After the waterfall swim, we then hiked to the bus stop where we took a bus back to the town of Sa Pa.  It turned out that i was the only one of our original group who had signed up for a third day of trekking...Scott was due to take a bus back to Hanoi, while i stayed in Sa Pa. When we got to the bus station in Sa Pa, I took a second shuttle, a much smaller bus, back to the hotel, whereupon I promptly returned the rented mud boots that were destroying my feet. It was good to trade them back for my sandals,  and my feet appreciated the increased comfort and the chance to heal. This was the first opportunity that I had had to explore the town, so I spent a good deal of the day walking around the town. And it was the first night that I had spent in a hotel in a long time; this was the hotel where I had left the bulk of my luggage while I had been trekking for the past couple days. The hotel room was a gorgeous and expansive suite, with a prime view of the mountains just outside Sa Pa.


That evening, I met and had dinner with Paul, who was a friend of a friend living in Sa Pa I had been introduced to via Facebook. He stopped by my hotel suite, indicating that he had stayed in the same room a while back. We walked down the street and had a really nice dinner at a wonderful restaurant overlooking the mountains, but I faded fast after two days of long hikes, and unfortunately I was not much for conversation after as I was terribly tired. I had to excuse myself and head back to the hotel, where I had a good night's sleep.

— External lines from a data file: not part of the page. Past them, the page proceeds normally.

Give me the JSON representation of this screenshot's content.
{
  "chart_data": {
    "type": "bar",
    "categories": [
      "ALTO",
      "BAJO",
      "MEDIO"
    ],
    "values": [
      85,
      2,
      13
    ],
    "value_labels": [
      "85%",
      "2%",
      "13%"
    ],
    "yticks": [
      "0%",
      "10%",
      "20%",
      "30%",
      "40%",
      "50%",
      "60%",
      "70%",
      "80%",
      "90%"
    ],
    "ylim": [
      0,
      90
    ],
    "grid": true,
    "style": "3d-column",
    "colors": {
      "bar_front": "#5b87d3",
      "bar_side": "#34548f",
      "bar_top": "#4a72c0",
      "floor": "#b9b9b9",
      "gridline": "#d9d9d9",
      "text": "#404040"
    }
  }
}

Upon waking up in the morning, I headed down for the free breakfast in the hotel restaurant, and prepared for another day of trekking. I had to check out of the hotel, so I put my luggage back in the hotel's luggage storage area. Today we were going to the village of Cat Cat. I was the only one on the third day trek, so I was grouped up with another group. I was impressed how seamlessly this happened. Since the beginning of this trip, at many different stages I had been handed over to another sub-operator of the trip over and over again. An this happened throughout the entire tour, planned out by the tour operators.

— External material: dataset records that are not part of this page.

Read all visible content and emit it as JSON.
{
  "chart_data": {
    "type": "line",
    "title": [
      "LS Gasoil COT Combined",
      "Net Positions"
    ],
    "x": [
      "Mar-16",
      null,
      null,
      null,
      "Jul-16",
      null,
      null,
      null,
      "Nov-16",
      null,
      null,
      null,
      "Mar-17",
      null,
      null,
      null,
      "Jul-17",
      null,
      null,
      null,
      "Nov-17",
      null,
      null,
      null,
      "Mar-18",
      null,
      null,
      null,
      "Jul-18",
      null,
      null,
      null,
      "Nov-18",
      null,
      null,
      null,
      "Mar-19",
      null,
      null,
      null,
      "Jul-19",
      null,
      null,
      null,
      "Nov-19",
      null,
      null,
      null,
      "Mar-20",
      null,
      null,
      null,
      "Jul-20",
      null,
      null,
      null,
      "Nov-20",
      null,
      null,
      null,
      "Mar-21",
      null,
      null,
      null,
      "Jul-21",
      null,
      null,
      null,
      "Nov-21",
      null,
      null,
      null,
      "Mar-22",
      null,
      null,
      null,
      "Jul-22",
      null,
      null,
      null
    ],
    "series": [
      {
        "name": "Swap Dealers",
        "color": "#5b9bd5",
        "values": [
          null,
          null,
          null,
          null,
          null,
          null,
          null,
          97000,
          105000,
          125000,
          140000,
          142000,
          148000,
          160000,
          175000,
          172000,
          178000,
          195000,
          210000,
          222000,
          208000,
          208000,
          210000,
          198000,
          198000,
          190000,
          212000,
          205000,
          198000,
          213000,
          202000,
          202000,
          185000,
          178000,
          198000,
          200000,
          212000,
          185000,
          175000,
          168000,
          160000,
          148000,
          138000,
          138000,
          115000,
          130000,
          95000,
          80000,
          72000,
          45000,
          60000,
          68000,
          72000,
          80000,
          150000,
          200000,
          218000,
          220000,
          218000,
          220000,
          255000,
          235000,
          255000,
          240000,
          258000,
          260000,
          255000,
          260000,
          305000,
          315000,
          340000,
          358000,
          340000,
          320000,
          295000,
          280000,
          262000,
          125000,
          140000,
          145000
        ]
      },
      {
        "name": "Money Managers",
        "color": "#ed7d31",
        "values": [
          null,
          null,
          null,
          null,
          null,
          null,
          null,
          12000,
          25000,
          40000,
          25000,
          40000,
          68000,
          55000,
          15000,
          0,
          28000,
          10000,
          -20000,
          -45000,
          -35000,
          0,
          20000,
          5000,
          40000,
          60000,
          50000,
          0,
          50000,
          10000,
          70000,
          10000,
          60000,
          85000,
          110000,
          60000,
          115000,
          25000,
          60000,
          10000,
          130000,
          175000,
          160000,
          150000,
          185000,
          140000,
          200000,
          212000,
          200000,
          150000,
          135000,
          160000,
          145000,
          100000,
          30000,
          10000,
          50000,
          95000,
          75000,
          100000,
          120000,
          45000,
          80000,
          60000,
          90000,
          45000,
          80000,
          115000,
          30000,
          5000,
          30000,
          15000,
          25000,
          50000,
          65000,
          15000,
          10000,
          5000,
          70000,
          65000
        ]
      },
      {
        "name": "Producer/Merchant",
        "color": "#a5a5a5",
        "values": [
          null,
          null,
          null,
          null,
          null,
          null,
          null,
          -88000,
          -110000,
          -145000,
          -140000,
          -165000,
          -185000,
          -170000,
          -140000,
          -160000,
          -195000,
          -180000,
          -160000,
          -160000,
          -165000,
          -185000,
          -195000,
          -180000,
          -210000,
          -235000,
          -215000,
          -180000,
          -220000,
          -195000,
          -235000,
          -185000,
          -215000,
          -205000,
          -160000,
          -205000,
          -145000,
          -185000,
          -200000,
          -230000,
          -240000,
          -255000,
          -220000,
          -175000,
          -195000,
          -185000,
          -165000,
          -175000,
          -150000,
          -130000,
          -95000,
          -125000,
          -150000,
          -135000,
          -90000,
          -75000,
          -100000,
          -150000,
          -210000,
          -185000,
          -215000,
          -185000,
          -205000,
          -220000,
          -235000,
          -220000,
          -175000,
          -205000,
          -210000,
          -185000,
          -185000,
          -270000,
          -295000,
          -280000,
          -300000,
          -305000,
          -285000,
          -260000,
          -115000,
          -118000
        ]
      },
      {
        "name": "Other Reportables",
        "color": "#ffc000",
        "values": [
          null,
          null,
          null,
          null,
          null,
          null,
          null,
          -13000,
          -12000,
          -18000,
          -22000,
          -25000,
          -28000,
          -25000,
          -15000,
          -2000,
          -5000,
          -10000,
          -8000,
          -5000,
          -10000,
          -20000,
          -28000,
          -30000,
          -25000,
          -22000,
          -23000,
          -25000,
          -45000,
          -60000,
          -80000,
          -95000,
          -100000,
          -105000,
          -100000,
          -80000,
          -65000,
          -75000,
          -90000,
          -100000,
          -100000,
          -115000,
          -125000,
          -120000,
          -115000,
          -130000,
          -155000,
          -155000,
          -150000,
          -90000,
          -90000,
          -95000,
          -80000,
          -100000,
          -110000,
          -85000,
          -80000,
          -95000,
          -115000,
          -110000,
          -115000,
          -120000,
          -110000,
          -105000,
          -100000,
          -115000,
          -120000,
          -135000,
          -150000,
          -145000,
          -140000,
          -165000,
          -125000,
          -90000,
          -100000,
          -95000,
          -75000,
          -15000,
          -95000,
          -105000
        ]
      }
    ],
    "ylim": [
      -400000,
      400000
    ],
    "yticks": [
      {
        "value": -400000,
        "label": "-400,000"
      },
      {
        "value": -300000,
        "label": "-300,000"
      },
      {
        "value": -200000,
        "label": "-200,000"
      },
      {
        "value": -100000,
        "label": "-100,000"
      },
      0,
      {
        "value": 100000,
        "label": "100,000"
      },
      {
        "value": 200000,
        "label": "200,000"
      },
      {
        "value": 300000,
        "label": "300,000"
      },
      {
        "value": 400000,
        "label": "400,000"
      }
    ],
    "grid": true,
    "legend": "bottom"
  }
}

This place was a little more touristy than the other villages. You had to buy a ticket to enter the village, and the path was lined with many souvenir booths and snack kiosks. We hiked around for the morning; it was a slow hike because there were some beautiful sights in the valley to explore, and because some wanted to shop at the many pavilions we passed by. We stopped for a half-hour break in an area where there was a raging waterfall that was at the confluence of two separate water streams. It was enchantingly beautiful. Then, I ducked in to watch part of a folk dance performance in the town auditorium. I also munched on some local food while I was there. I was particularly struck by a piece of grilled corn I had. It wasn't sweet like most corn I have had back in the US. It was more starchy, almost tasting like rice. It was good, but different to what I was accustomed to. It also made me realize that we are probably losing all kinds of seed that local cultures have used for a long time. Most of the agriculture done around this area is not the kind that is invested in big agribusiness, but rather, dependent on long cultural traditions. Clearly, some things have changed, such as machine milling of rice rather than using stone grinding mills, but the seeds are mostly from local stock and so far not as affected by hybridization and genetic modification.

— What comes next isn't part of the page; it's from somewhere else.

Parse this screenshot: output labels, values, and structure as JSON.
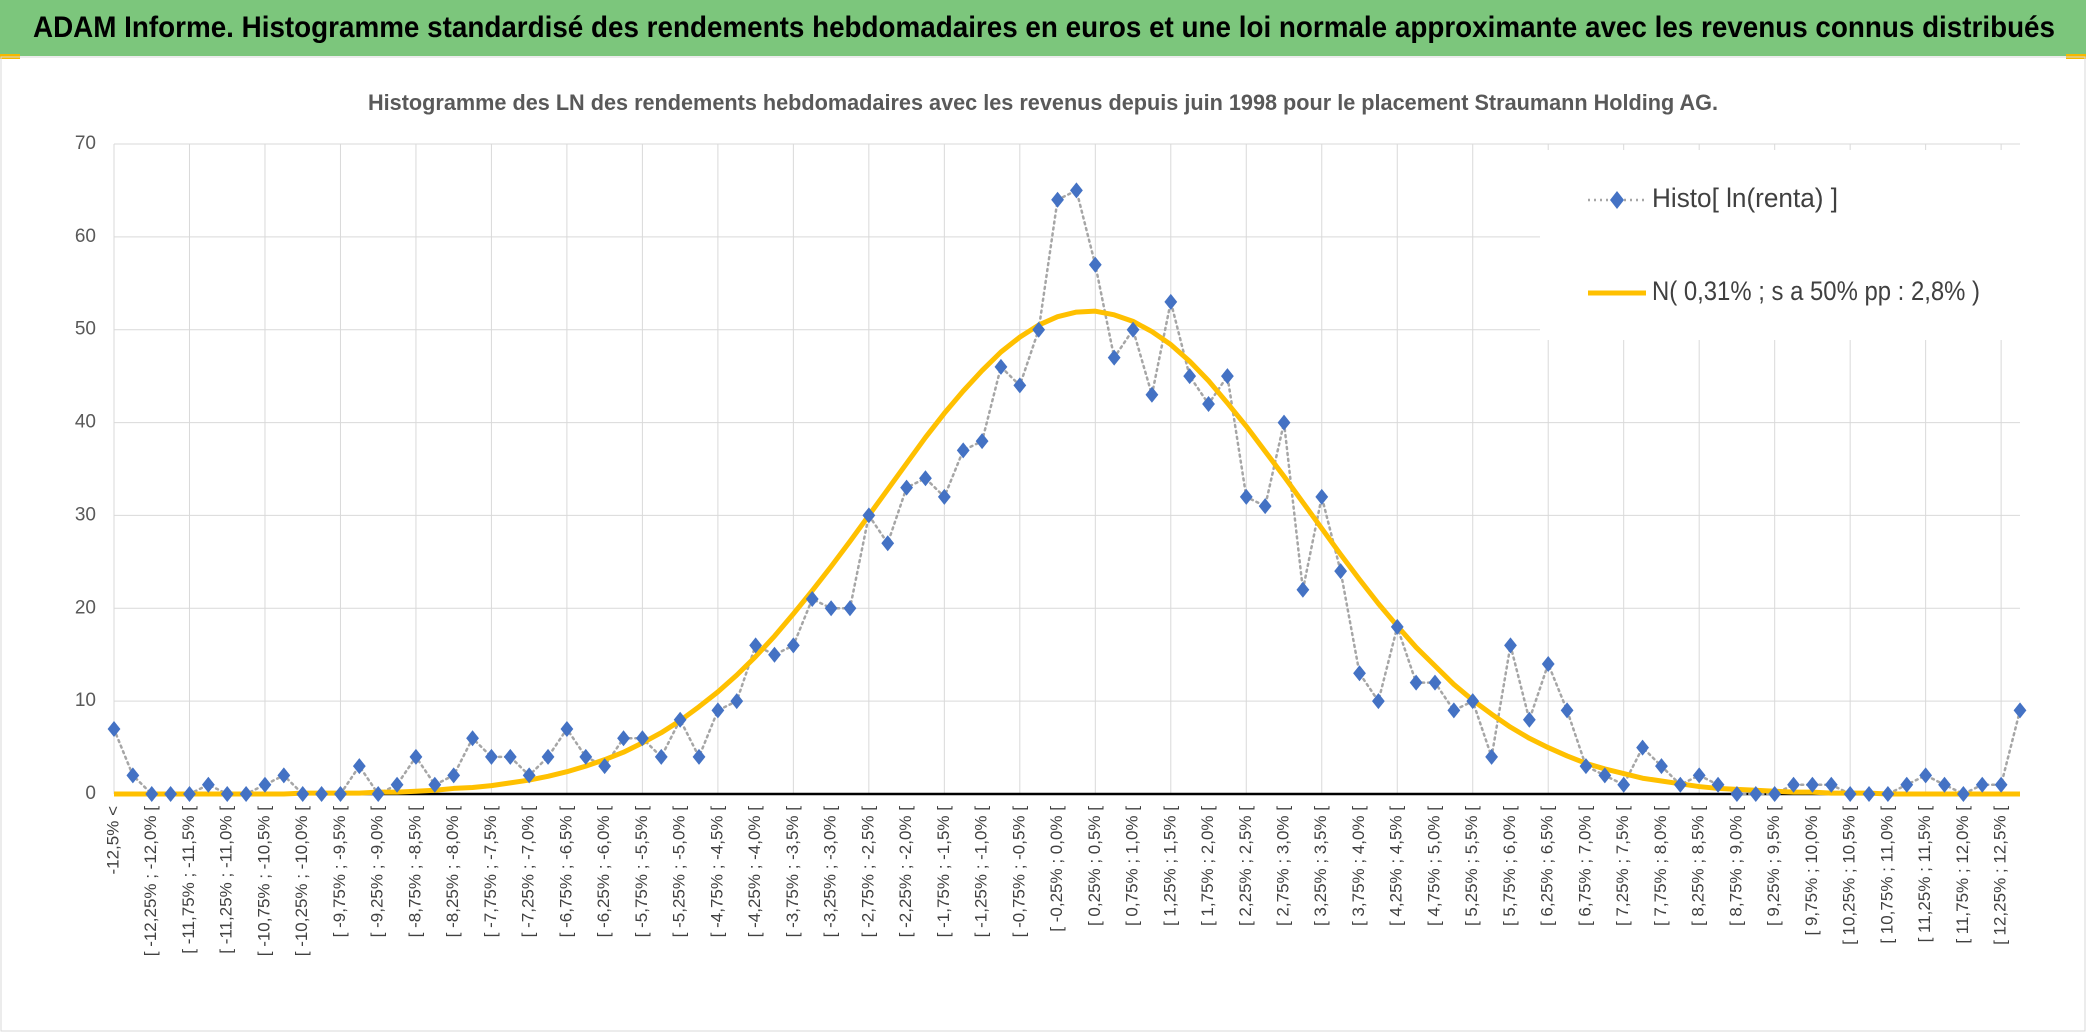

After lingering in the village for a while, we kept hiking for about an hour, then we had to make our way up the steep hill that we had originally descended to get down into the valley. They offered people rides for those who wanted them, but I chose to walk back out up the winding road. It was probably about an hour and a half of constant climbing. Motorbikes and buses would stop along the way to see if any of the fatigued tourists would want a ride, but I just went ahead and finished the walk back to the hotel. At the hotel, I took a short nap in the lobby, and then boarded the shuttle to the bus station, and then the sleeper-type bus back to Hanoi. I had reserved a room back at the hostel when I returned, so I checked back in and went to sleep shortly after arriving in Hanoi.